Trigger Display Transfer[edit]
Index Word | Description |
---|---|
0 | u8 CommandID is 0x03 |
1 | Input framebuffer address |
2 | Output framebuffer address |
3 | Input framebuffer dimensions |
4 | Output framebuffer dimensions |
5 | Flags, for applications this is 0x1001000 for the main screen, and 0x1000 for the sub screen. |
7-6 | Unused |
This command converts the specified addresses to physical addresses, then writes these physical addresses and parameters to the GPU registers at 0x1EF00C00. This GPU command copies the already rendered framebuffer data from the input GPU framebuffer address to the specified output LCD framebuffer. The input framebuffer is normally located in VRAM.
The GPU color buffer is stored in the same Z-curve (tiled) format as textures. By default, SetDisplayTransfer converts the given buffer from the tiled format to a linear format adapted to the LCD framebuffers.
Display transfers are performed asynchronously, so after requesting a display transfer you should wait for the PPF interrupt to fire before reading the output data.
Some color formats seem to require specific input / output sizes when performing a display transfer, doing an RGB5A1->RGBA4 display transfer would never fire the PPF interrupt with a 32x32 buffer, increasing the buffer to 128x128 made it fire correctly.

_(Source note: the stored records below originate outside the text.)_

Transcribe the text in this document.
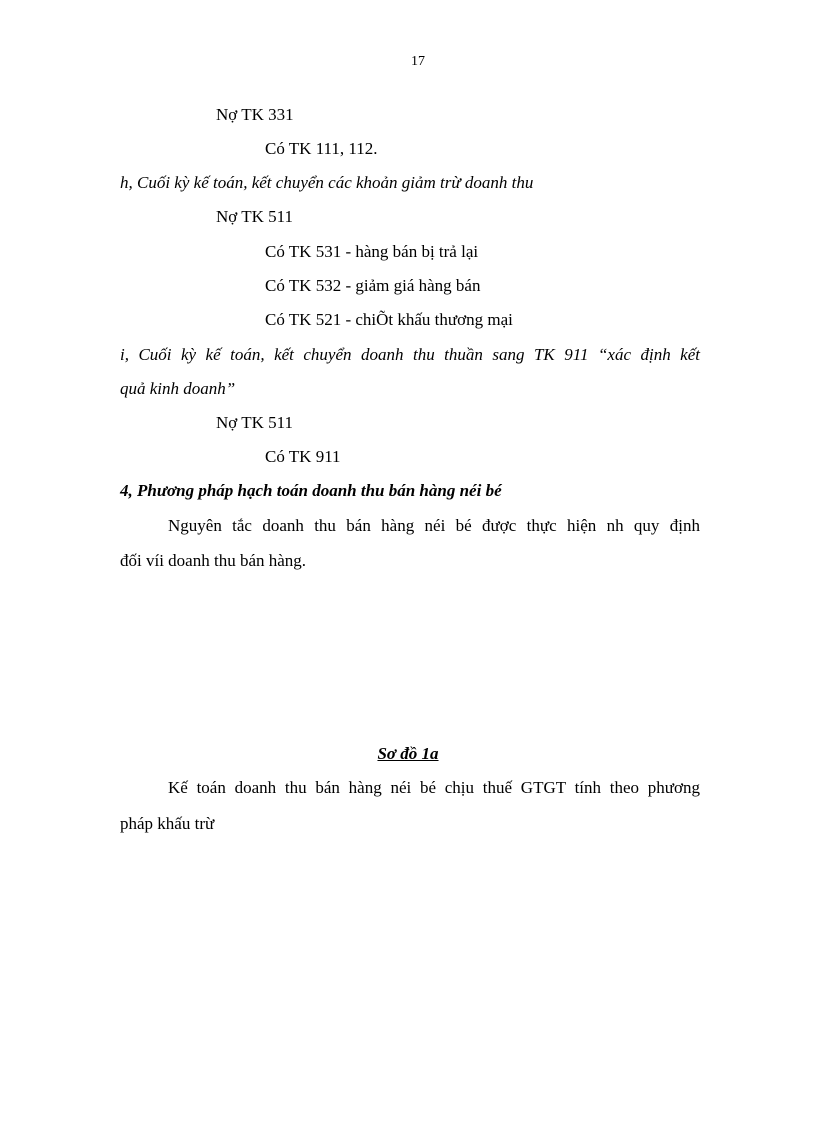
17
Nợ TK 331
Có TK 111, 112.
h, Cuối kỳ kế toán, kết chuyển các khoản giảm trừ doanh thu
Nợ TK 511
Có TK 531 - hàng bán bị trả lại
Có TK 532 - giảm giá hàng bán
Có TK 521 - chiÕt khấu thương mại
i, Cuối kỳ kế toán, kết chuyển doanh thu thuần sang TK 911 “xác định kết
quả kinh doanh”
Nợ TK 511
Có TK 911
4, Phương pháp hạch toán doanh thu bán hàng néi bé
Nguyên tắc doanh thu bán hàng néi bé được thực hiện nh quy định
đối víi doanh thu bán hàng.
Sơ đồ 1a
Kế toán doanh thu bán hàng néi bé chịu thuế GTGT tính theo phương
pháp khấu trừ
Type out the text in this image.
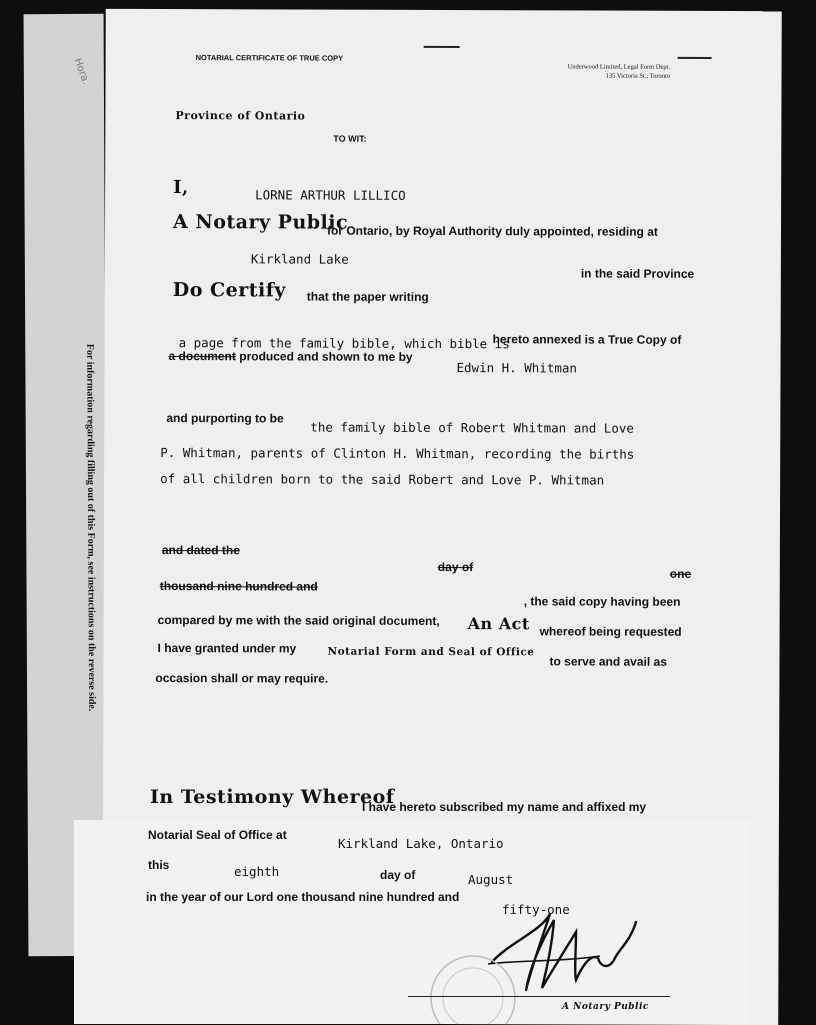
For information regarding filling out of this Form, see instructions on the reverse side.
Hora.	NOTARIAL CERTIFICATE OF TRUE COPY
Underwood Limited, Legal Form Dept.
135 Victoria St., Toronto
Province of Ontario
TO WIT:
I,	LORNE ARTHUR LILLICO
A Notary Public
for Ontario, by Royal Authority duly appointed, residing at
Kirkland Lake
in the said Province
Do Certify that the paper writing
a page from the family bible, which bible is
hereto annexed is a True Copy of
a document produced and shown to me by
Edwin H. Whitman
and purporting to be
the family bible of Robert Whitman and Love
P. Whitman, parents of Clinton H. Whitman, recording the births
of all children born to the said Robert and Love P. Whitman
and dated the
day of	one
thousand nine hundred and
, the said copy having been
compared by me with the said original document, An Act whereof being requested
I have granted under my	Notarial Form and Seal of Office
to serve and avail as
occasion shall or may require.
In Testimony Whereof
I have hereto subscribed my name and affixed my
Notarial Seal of Office at
Kirkland Lake, Ontario
this	eighth	day of	August
in the year of our Lord one thousand nine hundred and
fifty-one
A Notary Public
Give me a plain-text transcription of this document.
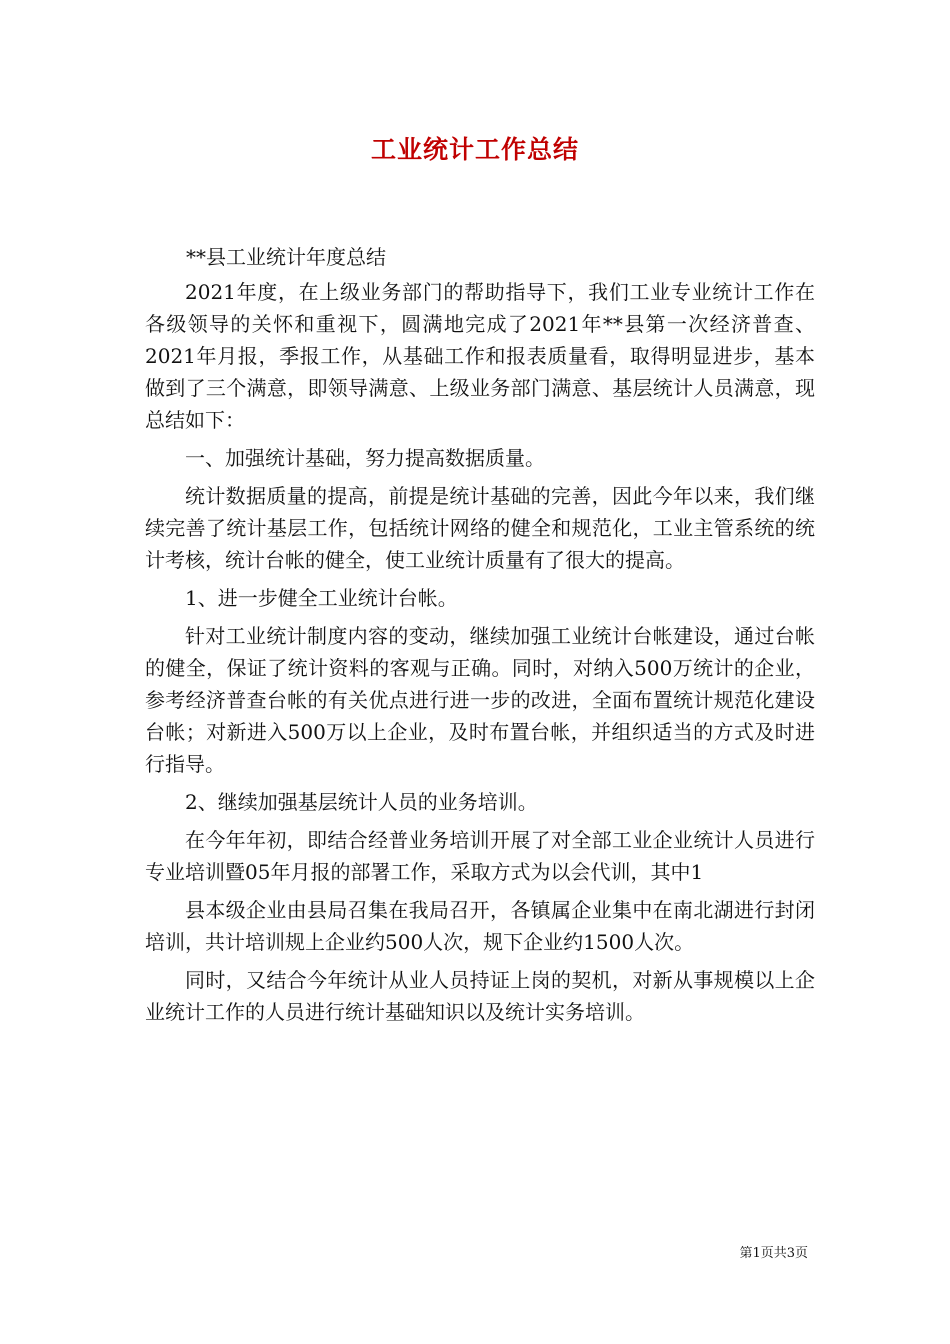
工业统计工作总结
**县工业统计年度总结

2021年度，在上级业务部门的帮助指导下，我们工业专业统计工作在各级领导的关怀和重视下，圆满地完成了2021年**县第一次经济普查、2021年月报，季报工作，从基础工作和报表质量看，取得明显进步，基本做到了三个满意，即领导满意、上级业务部门满意、基层统计人员满意，现总结如下：

一、加强统计基础，努力提高数据质量。

统计数据质量的提高，前提是统计基础的完善，因此今年以来，我们继续完善了统计基层工作，包括统计网络的健全和规范化，工业主管系统的统计考核，统计台帐的健全，使工业统计质量有了很大的提高。

1、进一步健全工业统计台帐。

针对工业统计制度内容的变动，继续加强工业统计台帐建设，通过台帐的健全，保证了统计资料的客观与正确。同时，对纳入500万统计的企业，参考经济普查台帐的有关优点进行进一步的改进，全面布置统计规范化建设台帐；对新进入500万以上企业，及时布置台帐，并组织适当的方式及时进行指导。

2、继续加强基层统计人员的业务培训。

在今年年初，即结合经普业务培训开展了对全部工业企业统计人员进行专业培训暨05年月报的部署工作，采取方式为以会代训，其中1

县本级企业由县局召集在我局召开，各镇属企业集中在南北湖进行封闭培训，共计培训规上企业约500人次，规下企业约1500人次。

同时，又结合今年统计从业人员持证上岗的契机，对新从事规模以上企业统计工作的人员进行统计基础知识以及统计实务培训。

第1页共3页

Trigger Texture Copy[edit]
Index Word | Description |
---|---|
0 | u8 CommandID is 0x04 |
1 | Input buffer address. |
2 | Output buffer address. |
3 | Total bytes to copy, not including gaps. |
4 | Bits 0-15: Size of input line, in bytes. Bits 16-31: Gap between input lines, in bytes. |
5 | Same as 4, but for the output. |
6 | Flags, corresponding to the Transfer Engine flags. However, for TextureCopy commands, bit 3 is always set, bit 2 is set if any output dimension is smaller than the input, and other bits are always 0. |
7 | Unused |
This command is similar to cmd3. It also triggers the GPU Transfer Engine, but setting the TextureCopy parameters.
Flush Cache Regions[edit]
Index Word | Description |
---|---|
0 | u8 CommandID is 0x05 |
1 | Buf0 address |
2 | Buf0 size |
3 | Buf1 address |
4 | Buf1 size |
5 | Buf2 address |
6 | Buf2 size |
7 | Unused |
The application buffer addresses specified in the parameters are used with svcFlushProcessDataCache. The input buf0 size must not be zero. When buf1 size is zero, svcFlushProcessDataCache() for buf1 and buf2 are skipped. When buf2 size is zero, svcFlushProcessDataCache() for buf2 is skipped.